One of the images that came back to me when I was reading the article of Ricardo Piglia was the role of musicians like Charly Garcia who also through art and metaphor managed to deliver a message of hope and a future of possibilities in the uncertain times of the Argentinian dictatorship. Particularly relevant to the theme at hand are songs like “Los Dinosauros” which refers as the dinosaurs as the hoary political structure that will for certain disappear when time comes. Part of the chorus says something along the lines that “the friends of your neighbourhood could disappear, the person that you love could disappear, but the dinosaurs will disappear.” In a sense the song tries to give hope to those who despair seeing that people are disappearing and nothing is changing for good. Those in power continued disappearing people, particularly the people around you; however, it is a fact that they “the dinosaurs” will disappear. Moreover, Charly Garcia is not the only one who used art to channel or express the fear, hope and uncertainty of those who felt overwhelmed by the oppressive State powers. There were also people like Juan Gelman, who although having lost a son and a pregnant daughter at the hands of Argentinian State forces, remained a faithful to the possibility of a world after the Junta.

Although the songs now seem more like historical documents of a few daring musicians who decided to take a stance on their political situations, there were also a few historical conditions that should be remembered when considering the mentioned songs and poems. The first one is that there was a strong censorship that decided what was to be heard in the radios and sung in public recitals, so the songs needed to deliver the message trying to use as much allegory and metaphors that the agents of the government were not able to see what was really being said, while managing to deliver the message to the listeners. Another factor that also contributed to the development of Argentinian music industry and the allegoric mechanism of delivering the message bypassing the censorship was the fact that around the war of the Malvinas Islands music and art in English was forbidden and that to a certain extent obliged people to explore the peculiarity of the circumstances that they lived as well as poetic mechanisms to bypass the governmental censorship.

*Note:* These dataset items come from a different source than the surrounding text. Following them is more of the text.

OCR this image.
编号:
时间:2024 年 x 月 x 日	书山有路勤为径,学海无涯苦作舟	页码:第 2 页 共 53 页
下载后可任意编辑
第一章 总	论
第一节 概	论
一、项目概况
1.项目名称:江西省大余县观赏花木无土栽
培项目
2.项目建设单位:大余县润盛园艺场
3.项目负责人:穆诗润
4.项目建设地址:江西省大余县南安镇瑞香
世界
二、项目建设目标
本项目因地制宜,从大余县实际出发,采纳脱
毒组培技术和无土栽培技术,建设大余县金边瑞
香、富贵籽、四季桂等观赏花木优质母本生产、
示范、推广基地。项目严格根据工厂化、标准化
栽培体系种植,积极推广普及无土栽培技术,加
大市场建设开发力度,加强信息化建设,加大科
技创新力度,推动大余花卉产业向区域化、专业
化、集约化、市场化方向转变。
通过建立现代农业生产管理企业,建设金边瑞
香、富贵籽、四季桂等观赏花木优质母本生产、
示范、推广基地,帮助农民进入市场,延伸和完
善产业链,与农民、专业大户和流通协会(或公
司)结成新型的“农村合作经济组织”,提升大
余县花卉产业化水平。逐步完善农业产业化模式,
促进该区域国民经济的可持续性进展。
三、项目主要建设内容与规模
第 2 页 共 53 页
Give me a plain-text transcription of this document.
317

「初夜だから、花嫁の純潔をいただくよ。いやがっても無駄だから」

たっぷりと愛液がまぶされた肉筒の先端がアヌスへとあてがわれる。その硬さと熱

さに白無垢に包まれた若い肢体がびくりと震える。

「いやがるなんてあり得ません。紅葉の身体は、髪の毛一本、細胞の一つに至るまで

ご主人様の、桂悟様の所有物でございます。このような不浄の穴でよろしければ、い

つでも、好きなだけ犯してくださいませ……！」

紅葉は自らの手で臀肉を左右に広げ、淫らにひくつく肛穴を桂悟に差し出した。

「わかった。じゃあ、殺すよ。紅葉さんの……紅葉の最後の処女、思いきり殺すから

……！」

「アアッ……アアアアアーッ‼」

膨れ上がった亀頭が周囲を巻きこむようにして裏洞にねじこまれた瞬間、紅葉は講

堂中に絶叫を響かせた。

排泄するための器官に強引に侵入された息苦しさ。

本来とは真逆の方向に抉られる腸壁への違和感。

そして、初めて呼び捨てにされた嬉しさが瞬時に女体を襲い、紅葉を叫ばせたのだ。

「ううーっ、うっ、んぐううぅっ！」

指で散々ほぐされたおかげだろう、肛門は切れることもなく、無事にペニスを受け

Although I have focused mostly in music and a few poems mostly because it is the material with which I grew up, I simply wanted to point out that although the Mothers of the Plaza the Mayo are recognized as “the only visible oppositional presence during the dark years of the dictatorship” there were also people who although not so visible as the mothers, were also struggling to dissent from the powers of the Argentinian dictatorship, who perhaps had a greater range of influence.